Заложив руки за спину, Александр Львович прохаживается мелкими шажками по кабинету академика. Внезапно остановившись перед Урусовым, спрашивает:
— Можем мы рассчитывать на то, что киностудия прекратит работу по уже запущенному в производство сценарию и начнет съемку по нашему с вами?
— Восстановление памяти профессора Холмского — дело большой государственной важности, и все, что потребуется для этого…
— Понимаю вас, Олег Сергеевич, и надеюсь, что вы не откажетесь быть моим соавтором в написании нужного нам сценария?

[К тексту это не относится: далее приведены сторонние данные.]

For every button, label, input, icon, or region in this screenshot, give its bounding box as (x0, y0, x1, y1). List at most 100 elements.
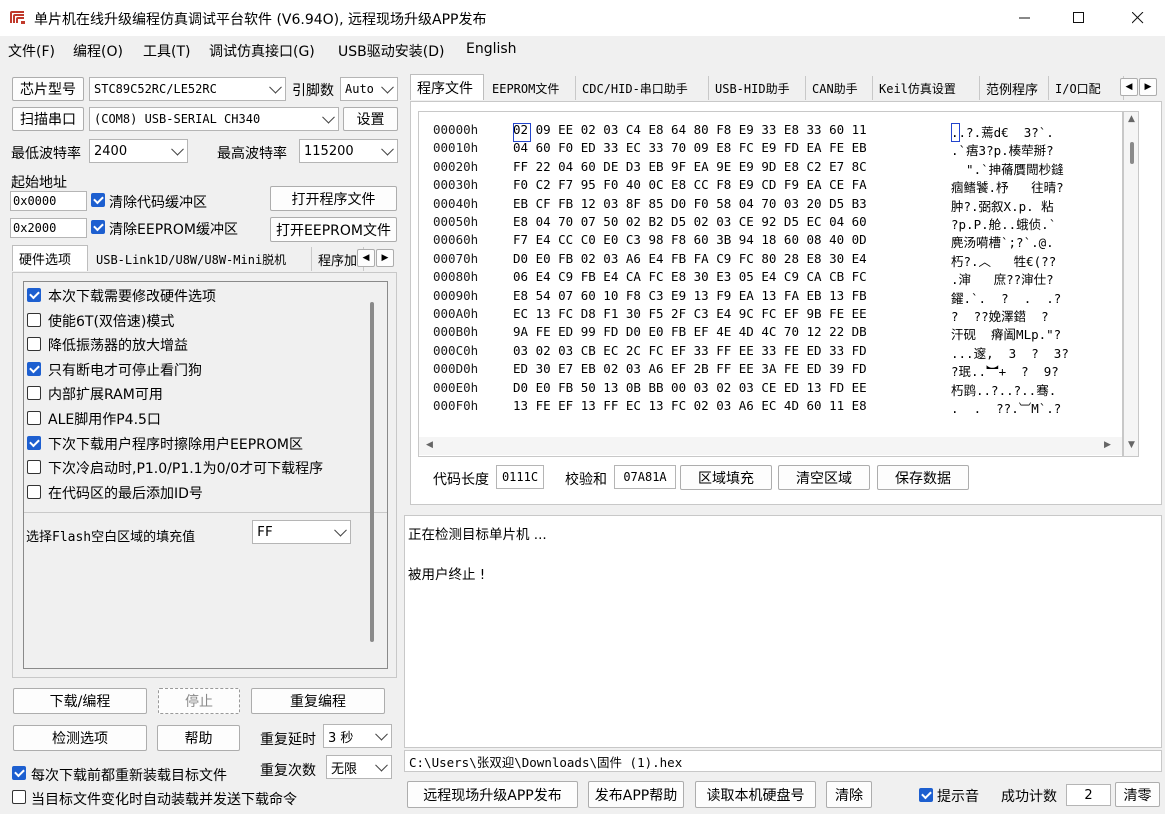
serial-port-select[interactable]: (COM8) USB-SERIAL CH340 (89, 107, 339, 131)
tab-usb-hid[interactable]: USB-HID助手 (709, 76, 806, 100)
stop-button[interactable]: 停止 (158, 688, 240, 714)
hex-view[interactable]: 00000h 02 09 EE 02 03 C4 E8 64 80 F8 E9 3… (418, 111, 1123, 457)
publish-app-help-button[interactable]: 发布APP帮助 (588, 781, 684, 808)
clear-code-buffer-checkbox[interactable] (91, 193, 105, 207)
hex-ascii[interactable]: ? ??娩澤鍣 ? (951, 306, 1121, 326)
tab-usb-link1d[interactable]: USB-Link1D/U8W/U8W-Mini脱机 (90, 247, 312, 271)
hex-bytes[interactable]: F7 E4 CC C0 E0 C3 98 F8 60 3B 94 18 60 0… (513, 232, 867, 252)
hex-ascii[interactable]: ...邃, 3 ? 3? (951, 343, 1121, 363)
tab-examples[interactable]: 范例程序 (980, 76, 1049, 100)
tab-scroll-left-button[interactable]: ◀ (357, 249, 375, 267)
tab-can[interactable]: CAN助手 (806, 76, 873, 100)
hex-bytes[interactable]: E8 54 07 60 10 F8 C3 E9 13 F9 EA 13 FA E… (513, 288, 867, 308)
area-fill-button[interactable]: 区域填充 (680, 465, 772, 490)
settings-button[interactable]: 设置 (343, 107, 398, 131)
hardware-option-checkbox[interactable] (27, 411, 41, 425)
hardware-option-checkbox[interactable] (27, 312, 41, 327)
hex-bytes[interactable]: E8 04 70 07 50 02 B2 D5 02 03 CE 92 D5 E… (513, 214, 867, 234)
max-baud-select[interactable]: 115200 (299, 139, 398, 163)
help-button[interactable]: 帮助 (157, 725, 240, 751)
tab-io-config[interactable]: I/O口配 (1049, 76, 1124, 100)
hex-bytes[interactable]: EB CF FB 12 03 8F 85 D0 F0 58 04 70 03 2… (513, 196, 867, 216)
hex-bytes[interactable]: 06 E4 C9 FB E4 CA FC E8 30 E3 05 E4 C9 C… (513, 269, 867, 289)
hex-bytes[interactable]: 13 FE EF 13 FF EC 13 FC 02 03 A6 EC 4D 6… (513, 398, 867, 418)
menu-file[interactable]: 文件(F) (8, 41, 55, 61)
eeprom-start-address-input[interactable]: 0x2000 (10, 218, 87, 238)
min-baud-select[interactable]: 2400 (89, 139, 188, 163)
hex-bytes[interactable]: 02 09 EE 02 03 C4 E8 64 80 F8 E9 33 E8 3… (513, 122, 867, 142)
hex-ascii[interactable]: 痼鳍饕.杼 往晴? (951, 177, 1121, 197)
hex-vertical-scrollbar[interactable]: ▲ ▼ (1123, 111, 1139, 457)
pin-count-select[interactable]: Auto (340, 77, 398, 101)
hardware-option-checkbox[interactable] (27, 460, 41, 475)
chip-type-select[interactable]: STC89C52RC/LE52RC (89, 77, 286, 101)
save-data-button[interactable]: 保存数据 (877, 465, 969, 490)
hex-ascii[interactable]: 麂汤嗬槽`;?`.@. (951, 232, 1121, 252)
auto-load-send-checkbox[interactable] (12, 790, 26, 804)
hardware-option-checkbox[interactable] (27, 435, 41, 450)
menu-usb-driver[interactable]: USB驱动安装(D) (338, 41, 444, 61)
code-start-address-input[interactable]: 0x0000 (10, 191, 87, 211)
minimize-button[interactable] (998, 0, 1052, 36)
hex-ascii[interactable]: ..?.蔫d€ 3?`. (951, 122, 1121, 142)
scroll-left-icon[interactable]: ◀ (425, 440, 434, 450)
hardware-option-checkbox[interactable] (27, 484, 41, 499)
scroll-down-icon[interactable]: ▼ (1127, 440, 1136, 450)
hex-ascii[interactable]: .`痦3?p.楱荦掰? (951, 140, 1121, 160)
detect-options-button[interactable]: 检测选项 (13, 725, 147, 751)
open-program-file-button[interactable]: 打开程序文件 (270, 186, 397, 211)
hex-ascii[interactable]: ?p.P.舱..蛾侦.` (951, 214, 1121, 234)
options-scrollbar[interactable] (370, 302, 374, 642)
repeat-count-select[interactable]: 无限 (326, 755, 392, 779)
hex-ascii[interactable]: 汗砚 瘠阖MLp."? (951, 324, 1121, 344)
hex-ascii[interactable]: 鑃.`. ? . .? (951, 288, 1121, 308)
hex-bytes[interactable]: 03 02 03 CB EC 2C FC EF 33 FF EE 33 FE E… (513, 343, 867, 363)
hex-ascii[interactable]: ".`抻蓨贋閜杪鏠 (951, 159, 1121, 179)
hex-ascii[interactable]: .渖 庶??渖仕? (951, 269, 1121, 289)
repeat-program-button[interactable]: 重复编程 (251, 688, 385, 714)
chip-type-button[interactable]: 芯片型号 (12, 77, 84, 101)
menu-tools[interactable]: 工具(T) (143, 41, 190, 61)
hex-horizontal-scrollbar[interactable]: ◀ ▶ (419, 437, 1122, 455)
hex-bytes[interactable]: F0 C2 F7 95 F0 40 0C E8 CC F8 E9 CD F9 E… (513, 177, 867, 197)
hex-bytes[interactable]: 04 60 F0 ED 33 EC 33 70 09 E8 FC E9 FD E… (513, 140, 867, 160)
hardware-option-checkbox[interactable] (27, 288, 41, 302)
right-tab-scroll-right-button[interactable]: ▶ (1139, 78, 1157, 96)
menu-english[interactable]: English (466, 41, 517, 57)
download-program-button[interactable]: 下载/编程 (13, 688, 147, 714)
repeat-delay-select[interactable]: 3 秒 (323, 724, 392, 748)
open-eeprom-file-button[interactable]: 打开EEPROM文件 (270, 217, 397, 242)
clear-area-button[interactable]: 清空区域 (778, 465, 870, 490)
hex-ascii[interactable]: 朽?.︿ 牲€(?? (951, 251, 1121, 271)
publish-app-button[interactable]: 远程现场升级APP发布 (407, 781, 578, 808)
scan-port-button[interactable]: 扫描串口 (12, 107, 84, 131)
tab-scroll-right-button[interactable]: ▶ (376, 249, 394, 267)
hardware-option-checkbox[interactable] (27, 361, 41, 376)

— Конечно, доктор! Но учтите, что я…
— Понимаю вас, — снова нетерпеливо перебивает его Александр Львович. — Я тоже не Лев Толстой. Но от нас этого и не потребуется. Достаточно будет наших знаний в области медицины и физики. А теперь слушайте меня внимательно…
Молодая киноактриса Лена Холмская приходит к Александру Львовичу на другой день прямо в клинику.
— Мама велела разыскать вас где угодно, — смущенно говорит она, увидев доктора Гринберга в больничном халате, занятого каким-то делом.
— Мамы всегда знают, что говорят, — добродушно посмеивается доктор Гринберг. — И очень хорошо, что вы нашли меня именно здесь. Не понимаете? Сейчас я вам объясню. С сегодняшнего дня мы с вами начнем лечить вашего папу. Ах, вы не психиатр? Академик Урусов тоже не психиатр, однако он не отказывается делать это. И вы, конечно, тоже будете нам помогать, и не потому, что профессор Холмский ваш папа, а потому что, как выразился академик Урусов, восстановление памяти профессора Холмско-го — дело большой государственной важности. И я еще добавлю от себя: дело это международного значения.
— Вы понимаете, конечно, Александр Львович, что я бы и так…
— Да, я понимаю. Но и это вы тоже имейте в виду. Ваш папа знает, в каком фильме вы снимаетесь?
— Несколько дней назад он поинтересовался этим.